Justice Breyer wrote the majority opinion which was joined by Chief Justice Roberts and Justices Sotomayor, Kagan, Kavanaugh and Barrett. Justice Kavanaugh also filed a concurring opinion. Justice Alito, joined by Justices Thomas and Gorsuch filed an opinion concurring only in the judgment, saying in part:
...I cannot go along with the Court’s decision to analyze this case in terms of the triad of factors—history, the public’s perception of who is speaking, and the extent to which the government has exercised control over speech.... [T]reating those factors as a test obscures the real question in government-speech cases: whether the government is speaking instead of regulating private expression.

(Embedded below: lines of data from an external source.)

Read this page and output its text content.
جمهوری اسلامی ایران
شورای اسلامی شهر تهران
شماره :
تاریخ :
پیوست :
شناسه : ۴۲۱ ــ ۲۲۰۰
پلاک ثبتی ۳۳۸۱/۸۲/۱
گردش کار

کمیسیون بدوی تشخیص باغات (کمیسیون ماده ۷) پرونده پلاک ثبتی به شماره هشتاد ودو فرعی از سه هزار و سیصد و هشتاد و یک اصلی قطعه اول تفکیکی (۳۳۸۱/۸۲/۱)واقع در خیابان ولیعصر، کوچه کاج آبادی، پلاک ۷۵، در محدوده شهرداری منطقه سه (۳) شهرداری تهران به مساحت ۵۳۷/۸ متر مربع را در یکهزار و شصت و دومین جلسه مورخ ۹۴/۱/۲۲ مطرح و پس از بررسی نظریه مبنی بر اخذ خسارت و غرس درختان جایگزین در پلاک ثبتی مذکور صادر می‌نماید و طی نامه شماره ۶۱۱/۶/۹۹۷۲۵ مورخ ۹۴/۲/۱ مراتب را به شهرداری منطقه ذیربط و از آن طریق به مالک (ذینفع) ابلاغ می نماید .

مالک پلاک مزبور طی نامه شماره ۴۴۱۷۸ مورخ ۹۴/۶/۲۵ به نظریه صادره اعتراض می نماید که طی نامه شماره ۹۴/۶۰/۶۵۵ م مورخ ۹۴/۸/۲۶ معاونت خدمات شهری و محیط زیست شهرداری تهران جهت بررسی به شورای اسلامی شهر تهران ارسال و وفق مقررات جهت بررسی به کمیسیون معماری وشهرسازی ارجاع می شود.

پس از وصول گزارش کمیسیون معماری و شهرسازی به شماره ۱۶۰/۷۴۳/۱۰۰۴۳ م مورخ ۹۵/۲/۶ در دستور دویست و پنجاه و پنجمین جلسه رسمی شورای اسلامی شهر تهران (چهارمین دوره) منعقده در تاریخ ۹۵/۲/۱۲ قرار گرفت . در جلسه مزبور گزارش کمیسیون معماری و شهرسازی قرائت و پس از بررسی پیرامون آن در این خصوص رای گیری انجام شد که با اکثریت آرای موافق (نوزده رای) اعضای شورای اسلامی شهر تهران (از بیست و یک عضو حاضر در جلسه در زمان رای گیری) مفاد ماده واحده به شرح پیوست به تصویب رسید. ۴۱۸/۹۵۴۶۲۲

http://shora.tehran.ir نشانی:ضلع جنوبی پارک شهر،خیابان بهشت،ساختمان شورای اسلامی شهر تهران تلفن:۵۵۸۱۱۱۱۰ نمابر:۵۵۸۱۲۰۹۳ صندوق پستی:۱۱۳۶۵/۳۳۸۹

Justice Gorsuch, joined by Justice Thomas, filed a concurring opinion saying in part:
Not a single Member of the Court seeks to defend Boston’s view that a municipal policy allowing all groups to fly their flags, secular and religious alike, would offend the Establishment Clause.
How did the city get it so wrong? To be fair, at least some of the blame belongs here and traces back to Lemon v. Kurtzman, 403 U. S. 602 (1971)....
To justify a policy that discriminated against religion, Boston sought to drag Lemon once more from its grave. It was a strategy as risky as it was unsound. Lemon ignored the original meaning of the Establishment Clause, it disregarded mountains of precedent, and it substituted a serious constitutional inquiry with a guessing game. This Court long ago interred Lemon, and it is past time for local officials and lower courts to let it lie.